On voit donc qu’en dépit de son enracinement national, sa faiblesse numérique et la nature officielle de ses fondations –des spécialistes du judaïsme n’hésitent pas à soutenir que la communauté juive est une création de l’Etat- le judaïsme français connaît les mêmes dissensions que l’islam : idéologiques, politiques, culturelles, identitaires. On retrouve d’ailleurs ces mêmes clivages en Israël, dans des proportions plus graves, si l’on considère la situation particulière de ce pays, la nature religieuse de son Etat et le poids plus important des courants radicaux.

Sur cette question particulière des divisions, ou plutôt de la pluralité interne des courants, ce qui est une manière plus positive de dire les choses, -car après tout le pluralisme, en tant que diversité reconnue, acceptée et protégée comme exercice de la liberté de conscience, est le propre d’une société sécularisée régie par un Etat de droit, ce qui distingue les Musulmans des juifs de France, c’est que ces derniers ne font pas un étalage public de leurs divergences, sans doute parce que se vivant à la fois comme ethnie, c’est-à-dire comme religion de peuple, non prosélyte, et comme groupe minoritaire, les juifs ont fait de la culture du secret une condition de survie.

Un autre trait distinctif est le type de loyauté inter-confessionnel. Les Musulmans de France peuvent être soupçonnés d’entretenir des relations coupables avec leurs pays ou leurs Etats d’origine, de témoigner leur solidarité avec les Musulmans du monde entier, -sur ce point précis, les catholiques ne sont pas différents-, ou avoir des liens encore moins avouables avec des Etats dits islamiques, des organisations islamistes mondiales ou encore des réseaux extrémistes.

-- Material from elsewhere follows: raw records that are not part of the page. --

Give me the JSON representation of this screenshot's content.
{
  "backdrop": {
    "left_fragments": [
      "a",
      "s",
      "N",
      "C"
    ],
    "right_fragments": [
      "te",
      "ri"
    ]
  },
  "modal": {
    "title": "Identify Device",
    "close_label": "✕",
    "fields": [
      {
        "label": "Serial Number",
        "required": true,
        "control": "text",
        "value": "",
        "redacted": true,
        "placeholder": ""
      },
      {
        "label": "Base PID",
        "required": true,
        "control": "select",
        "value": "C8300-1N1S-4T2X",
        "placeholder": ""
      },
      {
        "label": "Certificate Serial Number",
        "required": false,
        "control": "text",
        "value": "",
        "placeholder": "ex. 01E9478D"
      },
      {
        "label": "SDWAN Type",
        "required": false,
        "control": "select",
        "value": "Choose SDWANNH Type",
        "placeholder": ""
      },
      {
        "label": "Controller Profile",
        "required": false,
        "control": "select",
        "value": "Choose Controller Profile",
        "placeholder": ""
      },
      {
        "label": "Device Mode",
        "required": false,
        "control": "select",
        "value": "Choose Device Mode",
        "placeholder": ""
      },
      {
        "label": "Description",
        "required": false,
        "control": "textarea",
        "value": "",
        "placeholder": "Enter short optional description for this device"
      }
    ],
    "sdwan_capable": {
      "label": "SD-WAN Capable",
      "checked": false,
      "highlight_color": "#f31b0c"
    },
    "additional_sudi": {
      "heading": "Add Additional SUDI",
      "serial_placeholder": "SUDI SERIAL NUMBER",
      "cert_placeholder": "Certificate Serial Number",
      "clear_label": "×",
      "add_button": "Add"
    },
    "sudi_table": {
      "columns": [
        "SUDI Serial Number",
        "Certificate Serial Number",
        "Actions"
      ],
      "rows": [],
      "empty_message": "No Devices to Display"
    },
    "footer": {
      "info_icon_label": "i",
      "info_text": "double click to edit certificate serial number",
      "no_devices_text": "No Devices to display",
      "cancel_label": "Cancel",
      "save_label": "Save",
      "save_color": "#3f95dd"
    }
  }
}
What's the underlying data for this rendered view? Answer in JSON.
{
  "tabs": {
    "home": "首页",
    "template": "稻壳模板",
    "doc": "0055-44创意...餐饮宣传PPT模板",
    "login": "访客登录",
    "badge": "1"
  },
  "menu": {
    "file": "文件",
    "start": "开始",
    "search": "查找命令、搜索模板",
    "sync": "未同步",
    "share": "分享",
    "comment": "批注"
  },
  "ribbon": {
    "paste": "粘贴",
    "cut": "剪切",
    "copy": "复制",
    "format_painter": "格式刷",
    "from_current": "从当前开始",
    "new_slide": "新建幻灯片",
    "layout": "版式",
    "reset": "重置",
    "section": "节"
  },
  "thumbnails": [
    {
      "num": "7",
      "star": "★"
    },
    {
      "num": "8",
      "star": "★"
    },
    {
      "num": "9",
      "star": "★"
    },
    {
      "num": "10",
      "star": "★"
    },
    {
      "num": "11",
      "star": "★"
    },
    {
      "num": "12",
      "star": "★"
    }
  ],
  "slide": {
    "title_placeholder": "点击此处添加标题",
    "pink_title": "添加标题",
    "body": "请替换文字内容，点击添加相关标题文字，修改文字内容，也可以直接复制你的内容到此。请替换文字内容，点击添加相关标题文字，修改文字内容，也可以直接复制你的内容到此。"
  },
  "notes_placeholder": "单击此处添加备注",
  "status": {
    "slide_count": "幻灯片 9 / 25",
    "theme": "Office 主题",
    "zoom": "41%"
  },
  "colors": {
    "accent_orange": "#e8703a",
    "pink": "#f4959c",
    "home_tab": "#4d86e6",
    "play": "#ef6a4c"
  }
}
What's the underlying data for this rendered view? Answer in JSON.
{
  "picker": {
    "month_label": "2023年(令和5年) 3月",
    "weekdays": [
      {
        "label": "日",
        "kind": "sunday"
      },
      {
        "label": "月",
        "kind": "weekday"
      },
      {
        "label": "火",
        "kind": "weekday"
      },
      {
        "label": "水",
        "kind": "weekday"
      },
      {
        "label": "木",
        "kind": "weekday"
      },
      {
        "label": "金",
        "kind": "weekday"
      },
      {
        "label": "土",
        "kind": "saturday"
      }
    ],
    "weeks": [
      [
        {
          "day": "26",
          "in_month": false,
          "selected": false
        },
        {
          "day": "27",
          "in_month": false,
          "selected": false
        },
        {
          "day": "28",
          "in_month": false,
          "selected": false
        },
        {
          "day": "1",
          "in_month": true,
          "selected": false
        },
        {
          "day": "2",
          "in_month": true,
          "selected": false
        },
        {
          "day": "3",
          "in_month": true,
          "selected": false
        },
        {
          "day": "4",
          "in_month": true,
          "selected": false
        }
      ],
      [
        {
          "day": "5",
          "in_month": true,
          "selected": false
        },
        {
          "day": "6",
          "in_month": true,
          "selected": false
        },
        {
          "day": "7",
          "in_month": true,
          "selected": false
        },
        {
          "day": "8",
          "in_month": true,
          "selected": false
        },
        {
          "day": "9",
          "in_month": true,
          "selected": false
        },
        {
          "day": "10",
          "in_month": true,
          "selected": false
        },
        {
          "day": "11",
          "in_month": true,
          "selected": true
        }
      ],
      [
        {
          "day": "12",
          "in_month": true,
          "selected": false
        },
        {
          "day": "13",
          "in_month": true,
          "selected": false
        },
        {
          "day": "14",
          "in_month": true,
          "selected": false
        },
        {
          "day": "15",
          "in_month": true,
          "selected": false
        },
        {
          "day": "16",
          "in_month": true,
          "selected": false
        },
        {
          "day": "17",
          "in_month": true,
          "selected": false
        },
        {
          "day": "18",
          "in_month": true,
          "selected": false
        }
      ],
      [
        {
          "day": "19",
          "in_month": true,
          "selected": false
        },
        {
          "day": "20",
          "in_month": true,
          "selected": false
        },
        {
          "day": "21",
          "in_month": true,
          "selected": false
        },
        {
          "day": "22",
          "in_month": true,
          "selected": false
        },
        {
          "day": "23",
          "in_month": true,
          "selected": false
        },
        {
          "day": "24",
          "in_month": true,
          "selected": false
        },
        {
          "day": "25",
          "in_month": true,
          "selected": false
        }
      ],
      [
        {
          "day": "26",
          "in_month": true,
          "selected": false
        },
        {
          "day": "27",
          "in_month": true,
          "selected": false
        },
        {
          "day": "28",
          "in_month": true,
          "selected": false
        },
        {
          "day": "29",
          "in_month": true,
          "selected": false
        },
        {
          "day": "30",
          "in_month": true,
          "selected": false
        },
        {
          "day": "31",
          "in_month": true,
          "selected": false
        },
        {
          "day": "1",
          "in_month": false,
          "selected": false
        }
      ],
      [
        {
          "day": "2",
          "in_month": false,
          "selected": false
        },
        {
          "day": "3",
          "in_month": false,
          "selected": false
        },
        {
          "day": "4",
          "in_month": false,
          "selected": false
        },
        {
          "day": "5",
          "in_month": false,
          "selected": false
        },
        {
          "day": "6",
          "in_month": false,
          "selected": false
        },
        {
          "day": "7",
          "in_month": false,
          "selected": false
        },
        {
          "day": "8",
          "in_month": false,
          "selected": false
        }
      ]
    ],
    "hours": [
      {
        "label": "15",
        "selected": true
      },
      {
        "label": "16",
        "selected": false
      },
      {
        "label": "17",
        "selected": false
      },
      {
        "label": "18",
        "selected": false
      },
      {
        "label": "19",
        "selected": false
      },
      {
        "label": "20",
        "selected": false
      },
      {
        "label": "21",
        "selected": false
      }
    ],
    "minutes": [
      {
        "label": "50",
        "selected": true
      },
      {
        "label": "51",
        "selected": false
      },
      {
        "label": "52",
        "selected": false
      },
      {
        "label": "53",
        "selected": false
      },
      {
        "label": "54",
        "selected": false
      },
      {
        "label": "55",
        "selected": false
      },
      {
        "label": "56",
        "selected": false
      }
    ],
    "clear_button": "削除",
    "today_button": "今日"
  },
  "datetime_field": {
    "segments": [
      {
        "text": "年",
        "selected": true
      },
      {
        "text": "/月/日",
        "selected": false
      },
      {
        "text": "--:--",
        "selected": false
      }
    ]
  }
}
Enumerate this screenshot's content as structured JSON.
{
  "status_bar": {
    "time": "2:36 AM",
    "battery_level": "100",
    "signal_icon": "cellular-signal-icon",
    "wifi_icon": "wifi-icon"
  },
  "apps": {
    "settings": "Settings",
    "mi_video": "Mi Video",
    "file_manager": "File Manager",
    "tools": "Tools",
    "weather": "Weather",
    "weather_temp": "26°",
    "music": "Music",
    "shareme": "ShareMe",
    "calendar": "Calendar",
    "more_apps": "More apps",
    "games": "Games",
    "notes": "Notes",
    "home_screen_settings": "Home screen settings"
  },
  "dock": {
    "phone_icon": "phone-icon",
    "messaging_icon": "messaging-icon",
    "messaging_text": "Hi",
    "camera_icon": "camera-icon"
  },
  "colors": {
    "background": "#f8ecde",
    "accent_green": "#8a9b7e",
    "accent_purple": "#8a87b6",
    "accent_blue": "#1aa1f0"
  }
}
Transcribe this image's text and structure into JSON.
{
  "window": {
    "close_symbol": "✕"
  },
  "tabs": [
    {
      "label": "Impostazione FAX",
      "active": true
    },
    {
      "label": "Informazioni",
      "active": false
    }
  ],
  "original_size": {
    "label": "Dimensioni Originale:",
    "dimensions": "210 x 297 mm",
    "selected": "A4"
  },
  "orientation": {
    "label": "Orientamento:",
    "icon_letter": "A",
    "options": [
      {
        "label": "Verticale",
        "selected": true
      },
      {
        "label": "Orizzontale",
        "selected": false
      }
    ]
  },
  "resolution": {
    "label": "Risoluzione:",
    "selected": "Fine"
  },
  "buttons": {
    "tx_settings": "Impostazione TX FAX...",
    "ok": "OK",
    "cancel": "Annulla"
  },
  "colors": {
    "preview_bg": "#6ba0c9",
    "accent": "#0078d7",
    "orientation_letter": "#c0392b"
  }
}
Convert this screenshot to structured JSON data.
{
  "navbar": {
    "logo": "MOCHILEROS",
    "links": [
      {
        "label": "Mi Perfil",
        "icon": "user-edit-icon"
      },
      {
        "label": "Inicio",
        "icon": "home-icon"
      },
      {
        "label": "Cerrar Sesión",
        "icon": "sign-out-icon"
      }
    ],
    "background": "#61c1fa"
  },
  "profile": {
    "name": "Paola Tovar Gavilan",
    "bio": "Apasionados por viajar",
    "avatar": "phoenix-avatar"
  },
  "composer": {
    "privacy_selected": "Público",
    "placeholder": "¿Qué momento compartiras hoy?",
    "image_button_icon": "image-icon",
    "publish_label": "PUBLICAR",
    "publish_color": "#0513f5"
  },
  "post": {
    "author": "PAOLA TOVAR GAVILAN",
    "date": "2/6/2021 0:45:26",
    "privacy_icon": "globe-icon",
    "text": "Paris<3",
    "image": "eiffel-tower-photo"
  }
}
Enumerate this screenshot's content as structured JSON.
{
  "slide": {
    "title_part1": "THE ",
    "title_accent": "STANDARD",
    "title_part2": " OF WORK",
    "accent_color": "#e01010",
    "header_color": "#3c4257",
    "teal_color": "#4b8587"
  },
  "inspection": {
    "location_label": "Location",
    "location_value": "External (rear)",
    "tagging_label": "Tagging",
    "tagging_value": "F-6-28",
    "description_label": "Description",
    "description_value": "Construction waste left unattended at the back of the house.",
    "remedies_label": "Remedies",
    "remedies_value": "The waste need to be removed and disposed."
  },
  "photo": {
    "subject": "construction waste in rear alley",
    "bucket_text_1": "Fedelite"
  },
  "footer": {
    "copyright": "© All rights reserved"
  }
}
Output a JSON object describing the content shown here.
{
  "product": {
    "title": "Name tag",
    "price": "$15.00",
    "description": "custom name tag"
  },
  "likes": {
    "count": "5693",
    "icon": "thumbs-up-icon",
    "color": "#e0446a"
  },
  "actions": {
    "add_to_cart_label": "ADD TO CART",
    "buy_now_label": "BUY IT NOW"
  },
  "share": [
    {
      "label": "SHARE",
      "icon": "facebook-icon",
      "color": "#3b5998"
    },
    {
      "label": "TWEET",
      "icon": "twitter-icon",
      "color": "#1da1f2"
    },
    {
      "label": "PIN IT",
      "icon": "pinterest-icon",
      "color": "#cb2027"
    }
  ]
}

Dans le cas de l’islam, les appartenances et solidarités peuvent être à la fois partielles, variées, diffuses et disséminées. Mais il n’existe dans ce cas aucun rapport similaire à celui qui lie les Juifs –dans leur majorité à l’Etat d’Israël. Je ne parle pas là du lien affectif, identitaire, ni même de la solidarité avec ce pays avec lequel tout juif peut s’identifier, mais de  l’ambiguïté de la double allégeance. La défense de l’Etat d’Israël, et l’amélioration de l’image de celui-ci dans les médias est d’ailleurs l’un des objectifs du CRIF.

Mais plus troublant encore, sont les engagements pris il y a 3 ans, par les deux organisations, le CRIF comme le Consistoire, auprès du gouvernement israélien, pour encourager l’émigration de Juifs français vers Israël, arguant des actes antisémites commis durant cette période par des jeunes Arabes. Dégarnir la communauté juive de France pour renflouer un pays font les habitants ont été chassés, est une manière à peine subtile de faire de la purification ethnique, et un manquement certain de loyauté envers la France.

Une dérive que de nombreux français d’appartenance ou de confession juive dénoncent régulièrement, avec courage.